In general, the osteo-cartilagineous component usually makes up only a small part of the tumor [Saggini A et al., 2019]. The current case defied this general rule. Recognition of in situ melanoma, areas with pagetoid spread, or areas with classic features of melanoma would provide important diagnostic clue. With these features considered, misdiagnosis do not happen often [McKay KM et al., 2012; Emanuel PO et al., 2007].

Immunohistochemistry:

Immunohistochemistry and molecular pathology can provide further characterization of these cases. Markers such as MART-1, tyroinase, HMB45, Sox10, and S100 can be used to reveal the melanocytic nature of these tumors. It is important to remember that melanoma specific markers can be negative at least focally in the osseous and chondroid component as illustrated in this case.

It is equally important to know that that the chondroid and osseous component can be positive for Sox9 and STAB2 which are two markers that have specificity for chondroid and osseous differentiation [Ali AM et al., 2018; McKay KM et al., 2012]. These marker can be used to recognize the chondroid and osseous differentiation but it cannot be used to identify the underlying melanoma.

Molecular Pathology:

Very little data is available for melanoma with chondroid metaplasia. In one case, an NRAS Q61 mutation was detected [Sweeney SP & Royer MC, 2020].

Differential Diagnosis:

Diagnosis of osteo-cartilagineous melanoma can be challenging particularly with small biopsy. When a small biopsy contains exclusively of the osseous or chondroid component, the histopathologic features will suggest osteosarcoma and chondrosarcoma. In detail search of areas that are histologically classic for in situ or invasive melanoma is the first step and this case serves as a great example.

Sarcoma and sarcomatoid carcinoma in general: A high index of suspicion is very important. One must remember that epithelial neoplasm is far more common than melanoma which, in turn, is more common than sarcoma in a mucosa lined anatomic structure such as the areodigestive tract. Besides, osteo-cartilagineous metaplasia may also occur in carcinoma [Wargotz ES & Norris HJ, 1997; Ikoma S et al., 2017; Marioni G et al., 2004; Yokoo H et al., 1999]. The first step, therefore, is to rule out sarcomatoid and metaplastic carcinoma or melanoma. In contrast, genuine extraskeletal chondrosarcoma and osteosarcoma other than mesenchymal chondrosarcoma extremely uncommon to present as a mucosal or soft tissue based mass. Also, the extent of osseous and chondroid metaplasia only represent a small volume of the tumor in most cases. So, a detail examination of the non-osseous, non-chondroid area would provide good help. Immunohistocheistry for epithelial markers and melanoma can be used to reveal the nature of these tumors.

Apocrine chondroid syringoma (apocrine mixed tumor): This is an uncommon cutaneous tumor that occurs in the head and neck region of middle-aged and elderly patients. Extremities are uncommon sites. Histologically, it has a myxoid, chondroid, and fibrous stroma populated by an epithelial component with cells arranged I clusdes, cords, and ductal structure. Other than the chondroid matrix, it has very little resemblance with chondroid melanoma.

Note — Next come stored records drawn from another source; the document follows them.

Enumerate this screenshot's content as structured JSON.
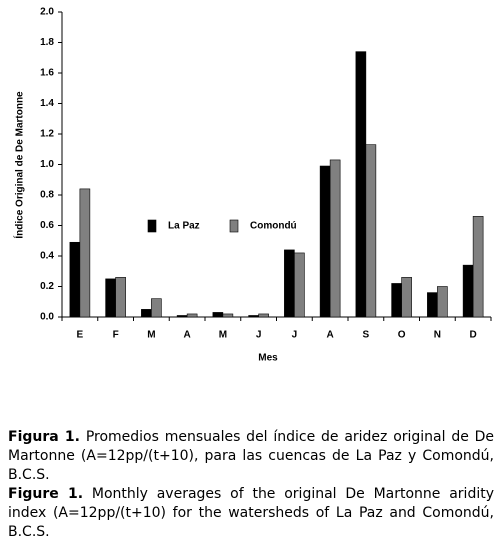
{
  "chart_data": {
    "type": "bar",
    "y_label": "Índice Original de De Martonne",
    "x_label": "Mes",
    "categories": [
      "E",
      "F",
      "M",
      "A",
      "M",
      "J",
      "J",
      "A",
      "S",
      "O",
      "N",
      "D"
    ],
    "series": [
      {
        "name": "La Paz",
        "color": "#000000",
        "values": [
          0.49,
          0.25,
          0.05,
          0.01,
          0.03,
          0.01,
          0.44,
          0.99,
          1.74,
          0.22,
          0.16,
          0.34
        ]
      },
      {
        "name": "Comondú",
        "color": "#808080",
        "values": [
          0.84,
          0.26,
          0.12,
          0.02,
          0.02,
          0.02,
          0.42,
          1.03,
          1.13,
          0.26,
          0.2,
          0.66
        ]
      }
    ],
    "ylim": [
      0,
      2
    ],
    "yticks": [
      {
        "value": 0,
        "label": "0.0"
      },
      0.2,
      0.4,
      0.6,
      0.8,
      {
        "value": 1,
        "label": "1.0"
      },
      1.2,
      1.4,
      1.6,
      1.8,
      {
        "value": 2,
        "label": "2.0"
      }
    ],
    "grid": false
  },
  "caption_es": {
    "label": "Figura 1.",
    "text": "Promedios mensuales del índice de aridez original de De Martonne (A=12pp/(t+10), para las cuencas de La Paz y Comondú, B.C.S."
  },
  "caption_en": {
    "label": "Figure 1.",
    "text": "Monthly averages of the original De Martonne aridity index (A=12pp/(t+10) for the watersheds of La Paz and Comondú, B.C.S."
  }
}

Mesenchymal chondrosarcoma: This tumor is characterized by cartilaginous islands surrounded by highly cellular sarcomatous component. It has a high incidence to occur as an extraskeletal tumor and often occurs in the head and neck region. These tumor are negative for MART-1 and HMB45. IRF2BP2-CDX1 fusion was demonstrated in 10 of 15 cases of mesenchymal chondrosarcomas [Nyquist KB et al., 2012] which can be used as a diagnostic aid.